Stitched webs and gossamer threads are the spiritual skeletons that hold fiber artist’s Ketty Devieux’ fragile, at times disintegrating works together.
The abstract surrealism and trance like qualities of her meandering threadwork and nearly transparent materials stand, however, in balanced contrast to her other surprisingly durable elements – unstretched, unsized canvas, upholstery, curtain scraps - that lend her works their structural hints of permanence.

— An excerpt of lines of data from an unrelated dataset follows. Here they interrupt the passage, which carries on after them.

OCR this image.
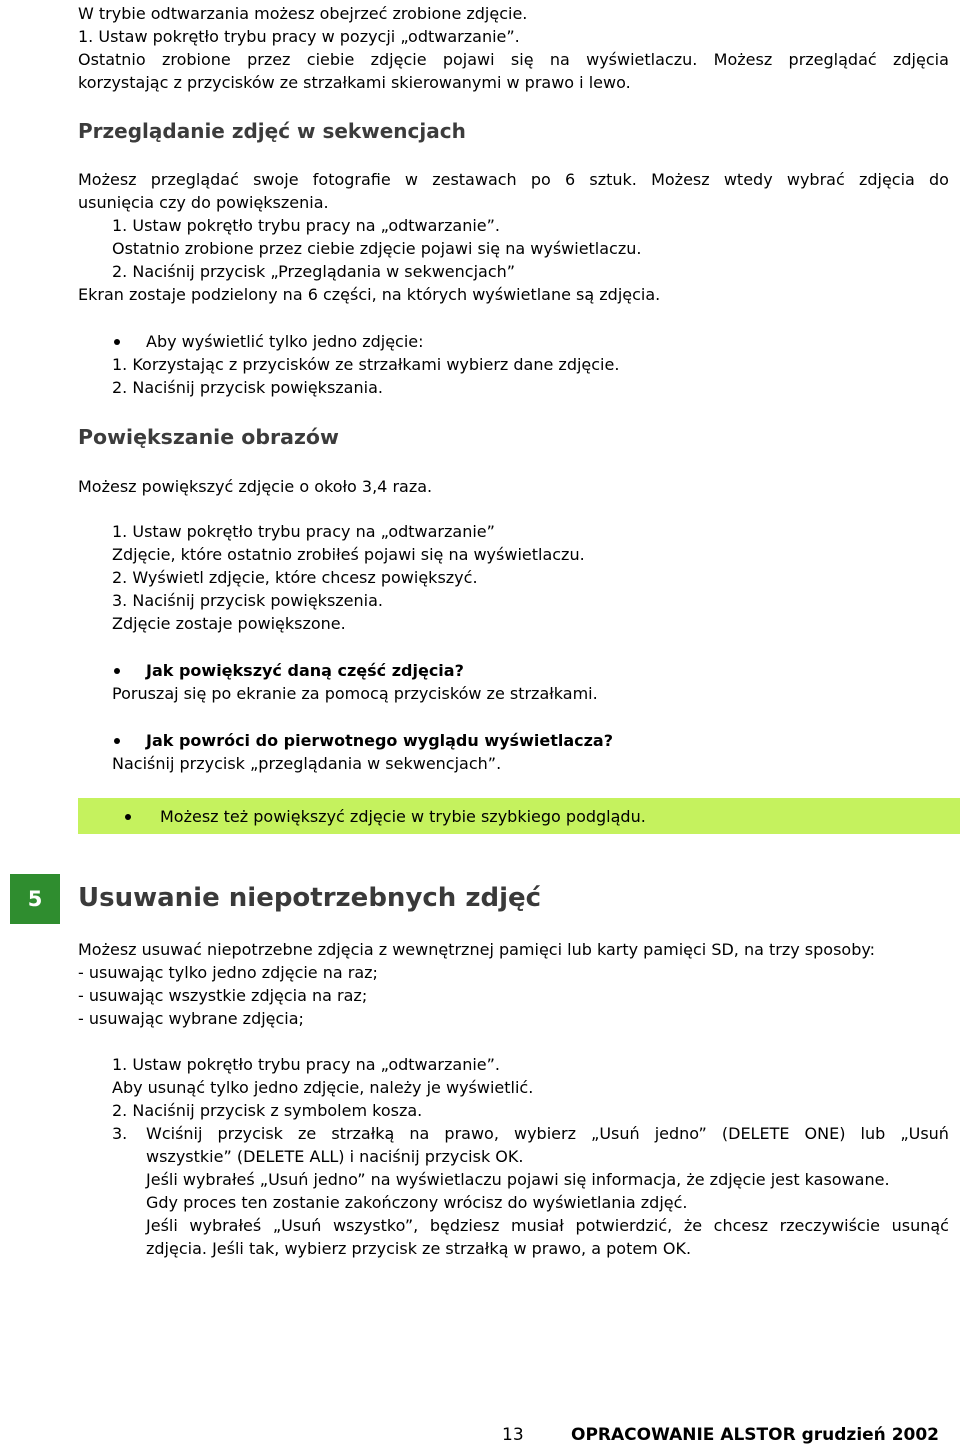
W trybie odtwarzania możesz obejrzeć zrobione zdjęcie.
1. Ustaw pokrętło trybu pracy w pozycji „odtwarzanie”.
Ostatnio zrobione przez ciebie zdjęcie pojawi się na wyświetlaczu. Możesz przeglądać zdjęcia
korzystając z przycisków ze strzałkami skierowanymi w prawo i lewo.
Przeglądanie zdjęć w sekwencjach
Możesz przeglądać swoje fotografie w zestawach po 6 sztuk. Możesz wtedy wybrać zdjęcia do
usunięcia czy do powiększenia.
1. Ustaw pokrętło trybu pracy na „odtwarzanie”.
Ostatnio zrobione przez ciebie zdjęcie pojawi się na wyświetlaczu.
2. Naciśnij przycisk „Przeglądania w sekwencjach”
Ekran zostaje podzielony na 6 części, na których wyświetlane są zdjęcia.
Aby wyświetlić tylko jedno zdjęcie:
1. Korzystając z przycisków ze strzałkami wybierz dane zdjęcie.
2. Naciśnij przycisk powiększania.
Powiększanie obrazów
Możesz powiększyć zdjęcie o około 3,4 raza.
1. Ustaw pokrętło trybu pracy na „odtwarzanie”
Zdjęcie, które ostatnio zrobiłeś pojawi się na wyświetlaczu.
2. Wyświetl zdjęcie, które chcesz powiększyć.
3. Naciśnij przycisk powiększenia.
Zdjęcie zostaje powiększone.
Jak powiększyć daną część zdjęcia?
Poruszaj się po ekranie za pomocą przycisków ze strzałkami.
Jak powróci do pierwotnego wyglądu wyświetlacza?
Naciśnij przycisk „przeglądania w sekwencjach”.
Możesz też powiększyć zdjęcie w trybie szybkiego podglądu.
5	Usuwanie niepotrzebnych zdjęć
Możesz usuwać niepotrzebne zdjęcia z wewnętrznej pamięci lub karty pamięci SD, na trzy sposoby:
- usuwając tylko jedno zdjęcie na raz;
- usuwając wszystkie zdjęcia na raz;
- usuwając wybrane zdjęcia;
1. Ustaw pokrętło trybu pracy na „odtwarzanie”.
Aby usunąć tylko jedno zdjęcie, należy je wyświetlić.
2. Naciśnij przycisk z symbolem kosza.
3. Wciśnij przycisk ze strzałką na prawo, wybierz „Usuń jedno” (DELETE ONE) lub „Usuń
wszystkie” (DELETE ALL) i naciśnij przycisk OK.
Jeśli wybrałeś „Usuń jedno” na wyświetlaczu pojawi się informacja, że zdjęcie jest kasowane.
Gdy proces ten zostanie zakończony wrócisz do wyświetlania zdjęć.
Jeśli wybrałeś „Usuń wszystko”, będziesz musiał potwierdzić, że chcesz rzeczywiście usunąć
zdjęcia. Jeśli tak, wybierz przycisk ze strzałką w prawo, a potem OK.
13	OPRACOWANIE ALSTOR grudzień 2002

Some elements look planned. Others are dreamlike and too elusive to categorize. “Sometimes I do things here that I don’t understand,” Devieux says. “These pieces explain what I am trying to say, because I have no words. “
Sheer Chinese tissue papers, shimmering Indian cheesecloths and shredding cotton fibers are Devieux’ partners, stained and painted with ethereal blends of coffee, tea, wine, inks of all kinds, and gouaches and pale washes. “These materials are not too sturdy,” Devieux says. “They are delicate, very fragile. Beauty is what is fragile and weak. You must have patience with these things, and treat them with respect.”
Sometimes, when her pieces meet at that intersection between abstract surrealism and abstract expressionism, Devieux’ fiber art is reminiscent of art historical canon,
but without exception, her finished work is unique and timeless.
And everywhere, there are her stitches, the map-like umbilical cords, the webs of ghostly beings, the faint bones of well-traveled paths. Faces appear, wombs, the divine feminine, flowers, heads, gardens, walls, roads, shorelines, destinations, angels, light, shadow; only to return again into Devieux’ depths of the creative unknown.
“I am a loner, I work in isolation, and I think what comes out is something from very deep inside,” Devieux says, and no-where is this more evident than in her series “The Depths of Silence,” works which contain - in addition to her stitches and fragile materials - words, thoughts, sayings, and colours evocative of her time living abroad, everywhere from her native Haiti, to places as diverse as India and Singapore.
Lucille Clifton’s famous quote, pinned to Devieux’ studio wall, is the benediction to the work all around it: “Things don’t fall apart. Things hold. Lines connect in thin ways that last and last and lives become generations made out of pictures and words just kept.”